Job Description - Senior Software Engineer (CREQ242894)
Senior Software Engineer - ( CREQ242894 )
- Kafka, Confluent
- Real-Time, Streaming Data Ingestion
- Producers, Consumers, Topics
- Data Lake Integration, Lakehouse Integration
Databricks Engineer ______________________________ Positions: 2
Overview
Duration: 3 Months | Location: Dubai. Bank is building a scalable data ingestion and streaming platform that ingests change data capture (CDC) events from diverse source systems (databases and applications), processes them in real time and lands curated data into our analytics lake.
Responsibilities
- Design and develop streaming ingestion pipelines.
- Use Apache Spark (Structured Streaming) and Databricks Auto Loader to consume files from cloud storage or messages from Kafka/RabbitMQ/Confluent Cloud and ingest them into Delta Lake, ensuring schema evolution and exactly‑once semantics.
- Implement CDC and deduplication logic.
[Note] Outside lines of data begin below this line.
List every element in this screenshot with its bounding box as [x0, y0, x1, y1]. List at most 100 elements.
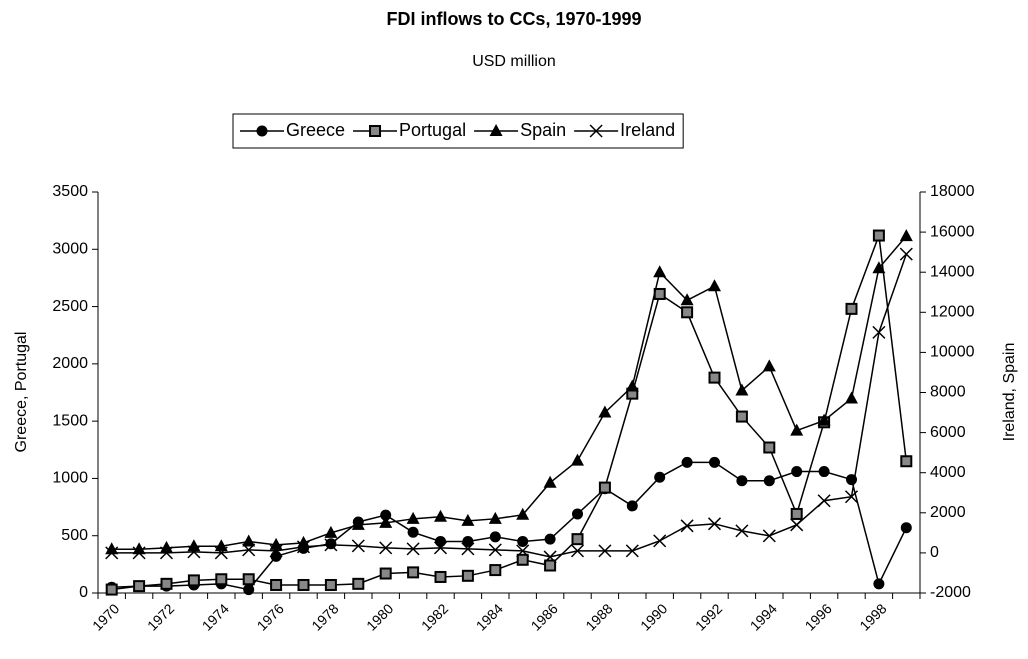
marker — [516, 544, 530, 558]
marker — [243, 584, 255, 596]
marker — [598, 405, 612, 418]
marker — [214, 546, 228, 560]
legend-label: Greece — [286, 120, 345, 140]
x-tick-label: 1988 — [582, 600, 615, 633]
marker — [625, 379, 639, 392]
marker — [516, 553, 529, 566]
x-tick-label: 1992 — [692, 600, 725, 633]
marker — [708, 371, 721, 384]
marker — [406, 542, 420, 556]
marker — [462, 535, 474, 547]
y2-tick-label: 16000 — [930, 223, 975, 240]
marker — [297, 578, 310, 591]
marker — [570, 544, 585, 558]
marker — [844, 490, 859, 504]
marker — [270, 578, 283, 591]
marker — [433, 541, 448, 555]
y-tick-label: 2500 — [52, 298, 88, 315]
marker — [324, 538, 338, 552]
marker — [817, 494, 831, 508]
series-line — [111, 235, 908, 591]
x-tick-label: 1976 — [253, 600, 286, 633]
marker — [625, 544, 639, 558]
y-tick-label: 500 — [61, 527, 88, 544]
marker — [435, 535, 446, 547]
marker — [572, 508, 583, 520]
marker — [709, 456, 720, 468]
y-tick-label: 2000 — [52, 355, 88, 372]
marker — [461, 542, 475, 556]
legend-marker — [489, 124, 503, 136]
marker — [653, 534, 667, 548]
marker — [351, 517, 365, 530]
x-tick-label: 1996 — [801, 600, 834, 633]
marker — [626, 500, 638, 512]
marker — [791, 466, 803, 478]
legend-marker — [369, 125, 382, 137]
marker — [763, 441, 776, 454]
y2-tick-label: -2000 — [930, 584, 971, 601]
marker — [817, 413, 831, 426]
marker — [489, 564, 502, 577]
marker — [461, 569, 474, 582]
y-tick-label: 1000 — [52, 470, 88, 487]
marker — [872, 261, 886, 274]
marker — [352, 577, 365, 590]
y2-axis-title: Ireland, Spain — [1001, 343, 1018, 442]
y2-tick-label: 14000 — [930, 263, 975, 280]
marker — [159, 546, 174, 560]
marker — [488, 511, 502, 524]
marker — [407, 566, 420, 579]
y-tick-label: 3000 — [52, 241, 88, 258]
x-tick-label: 1972 — [144, 600, 177, 633]
legend-marker — [589, 124, 603, 138]
marker — [325, 538, 337, 550]
x-tick-label: 1982 — [418, 600, 451, 633]
marker — [544, 559, 557, 572]
y-axis-title: Greece, Portugal — [13, 332, 30, 453]
x-tick-label: 1994 — [747, 600, 780, 633]
marker — [215, 573, 228, 586]
marker — [680, 293, 694, 306]
marker — [681, 306, 694, 319]
x-tick-label: 1980 — [363, 600, 396, 633]
marker — [543, 550, 557, 564]
marker — [214, 539, 228, 552]
marker — [516, 507, 530, 520]
y2-tick-label: 8000 — [930, 384, 966, 401]
marker — [187, 574, 200, 587]
marker — [105, 542, 119, 555]
marker — [242, 543, 256, 557]
legend-marker — [256, 125, 268, 137]
marker — [296, 540, 311, 554]
marker — [680, 519, 694, 533]
marker — [845, 302, 858, 315]
marker — [708, 279, 721, 292]
marker — [653, 287, 666, 300]
y-tick-label: 0 — [79, 584, 88, 601]
marker — [707, 517, 722, 531]
y-tick-label: 1500 — [52, 412, 88, 429]
marker — [681, 456, 693, 468]
y2-tick-label: 6000 — [930, 424, 966, 441]
legend: Greece Portugal Spain Ireland — [232, 113, 684, 149]
marker — [379, 541, 393, 555]
marker — [407, 526, 419, 538]
marker — [763, 475, 775, 487]
marker — [351, 539, 365, 553]
marker — [187, 539, 201, 552]
marker — [105, 583, 118, 596]
marker — [489, 531, 501, 543]
marker — [598, 481, 611, 494]
y2-tick-label: 10000 — [930, 344, 975, 361]
marker — [900, 455, 913, 468]
marker — [517, 535, 529, 547]
y-tick-label: 3500 — [52, 183, 88, 200]
marker — [132, 546, 146, 560]
marker — [735, 383, 749, 396]
marker — [324, 525, 338, 538]
marker — [434, 509, 447, 522]
y2-tick-label: 2000 — [930, 504, 966, 521]
marker — [899, 247, 913, 261]
x-tick-label: 1974 — [199, 600, 232, 633]
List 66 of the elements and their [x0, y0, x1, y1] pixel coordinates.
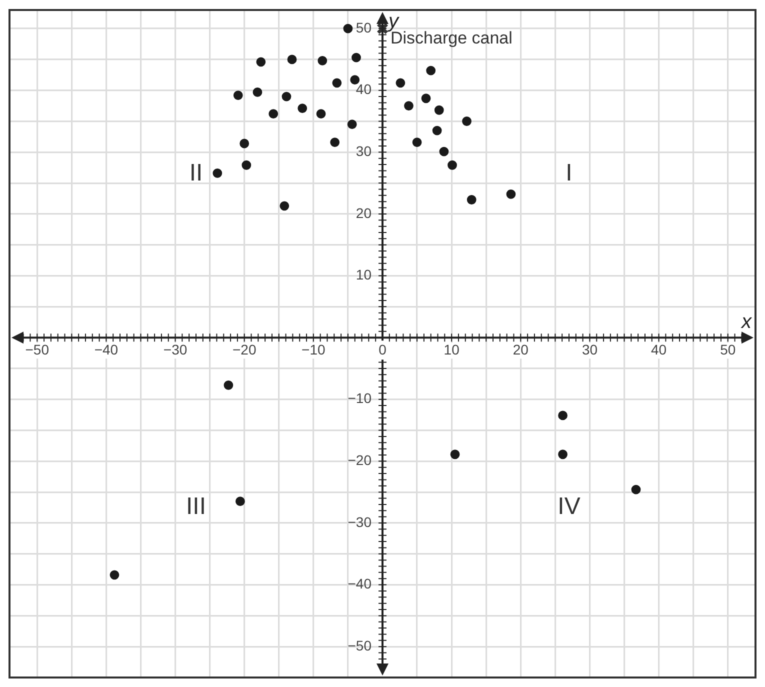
point — [396, 78, 406, 88]
y-tick-label: 50 — [356, 19, 372, 36]
x-tick-label: 0 — [378, 341, 387, 358]
point — [280, 201, 290, 211]
x-tick-label: 20 — [512, 341, 529, 358]
annotation: II — [189, 159, 203, 186]
x-tick-label: −40 — [94, 341, 118, 358]
point — [282, 92, 292, 102]
x-tick-label: 30 — [582, 341, 598, 358]
point — [426, 66, 436, 76]
point — [252, 88, 262, 97]
point — [256, 57, 266, 67]
point — [404, 101, 414, 110]
y-axis-title: y — [386, 10, 400, 33]
point — [224, 380, 234, 390]
point — [558, 450, 568, 460]
point — [450, 450, 460, 460]
point — [506, 189, 516, 199]
x-tick-label: 40 — [651, 341, 667, 358]
point — [434, 105, 444, 115]
point — [631, 484, 641, 494]
point — [318, 56, 328, 66]
x-tick-label: −50 — [25, 341, 50, 358]
annotation: III — [186, 493, 206, 520]
point — [236, 496, 245, 506]
point — [287, 54, 297, 64]
y-tick-label: −30 — [348, 514, 372, 530]
x-tick-label: 50 — [720, 341, 736, 358]
point — [421, 94, 431, 104]
point — [233, 90, 243, 100]
x-tick-label: −20 — [232, 341, 256, 358]
point — [242, 160, 252, 170]
y-tick-label: 10 — [356, 266, 372, 283]
x-tick-label: 10 — [444, 341, 460, 358]
annotation: IV — [558, 493, 580, 520]
point — [332, 78, 342, 88]
point — [298, 104, 308, 113]
point — [350, 75, 360, 85]
y-tick-label: 30 — [356, 143, 372, 160]
x-tick-label: −30 — [163, 341, 188, 358]
y-tick-label: −50 — [348, 637, 372, 654]
x-tick-label: −10 — [302, 341, 326, 358]
point — [432, 126, 442, 136]
point — [448, 160, 457, 170]
point — [316, 109, 326, 119]
point — [466, 195, 476, 204]
y-tick-label: −40 — [348, 576, 372, 592]
x-axis-title: x — [740, 311, 752, 334]
point — [347, 120, 357, 130]
y-tick-label: −10 — [348, 390, 372, 406]
point — [268, 109, 278, 119]
point — [343, 24, 353, 34]
annotation: I — [566, 159, 572, 186]
point — [439, 146, 449, 156]
point — [212, 168, 222, 178]
point — [558, 410, 568, 420]
point — [352, 52, 361, 62]
point — [330, 138, 340, 147]
point — [110, 570, 120, 580]
point — [412, 138, 422, 147]
point — [240, 138, 250, 148]
y-tick-label: 20 — [356, 204, 372, 221]
point — [462, 116, 472, 126]
y-tick-label: 40 — [356, 81, 372, 98]
point — [376, 22, 388, 35]
y-tick-label: −20 — [348, 452, 372, 468]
Capture change events from source databases using Debezium, built‑in CDC features of SQL Server/Oracle or other connectors. Apply watermarking and drop duplicate strategies based on primary keys and event timestamps.
- Ensure data quality and fault tolerance. Configure checkpointing, error handling and dead‑letter queues (DLQ) so that malformed or late data can be quarantined and replayed. Optimize file sizes, partitioning and clustering to maintain performance.
- Scale ingestion through configuration. Build a config‑driven framework (e.g., using Airflow, DBX Jobs or Delta Live Tables) that iterates over metadata tables to deploy/update ingestion pipelines for hundreds of tables/sources without code duplication.
- Collaborate on architecture and orchestration. Contribute to the overall data platform architecture—integrating data sources, message queues, processing engines and storage—and define orchestration patterns for backfill, replay and streaming jobs.
- Implement monitoring, observability and security. Capture streaming query metrics and publish them to monitoring platforms (Prometheus, Grafana). Set up dashboards for lag, files processed and processing duration. Enforce role‑based access control, encryption and data masking.
- Work with data consumers. Partner with analytics teams, data scientists and downstream application developers to ensure that ingested data meets their requirements. Provide documentation, metadata and lineage for all tables.
- Participate in DevOps processes. Use CI/CD pipelines (e.g., Jenkins, GitHub Actions) to automate deployment of jobs; manage infrastructure with Terraform or similar tools; follow best practices for version control and code reviews.
Required skills & Experience
- 5–8 years of experience designing and building data pipelines using Apache Spark, Databricks or equivalent big‑data frameworks.
- Hands‑on expertise with streaming and messaging systems such as Apache Kafka (publish‑subscribe architecture), Confluent Cloud, RabbitMQ or Azure Event Hub. Experience creating producers, consumers and topics and integrating them into downstream processing.
- Deep understanding of relational databases and CDC. Proficiency in SQL Server, Oracle or other RDBMSs; experience capturing change events using Debezium or native CDC tools and transforming them for downstream consumption.
- Proficiency in programming languages such as Python, Scala or Java and solid knowledge of SQL for data manipulation and transformation.
- Cloud platform expertise. Experience with Azure or AWS services for data storage, compute and orchestration (e.g., ADLS, S3, Azure Data Factory, AWS Glue, Airflow, DBX, DLT).
- Data modelling and warehousing. Knowledge of data Lakehouse architectures, Delta Lake, partitioning strategies and performance optimisation.
- Version control and DevOps. Familiarity with Git and CI/CD pipelines; ability to automate deployment and manage infrastructure as code.
- Strong problem‑solving and communication skills. Ability to work with cross‑functional teams and articulate complex technical concepts to non‑technical stakeholders.
Preferred/Bonus Skills
- Experience with event‑driven architectures and micro‑services integration.
- Exposure to NiFi, Flume or other ingestion frameworks for connecting heterogeneous sources.
- Knowledge of graph processing or machine learning pipelines on Spark.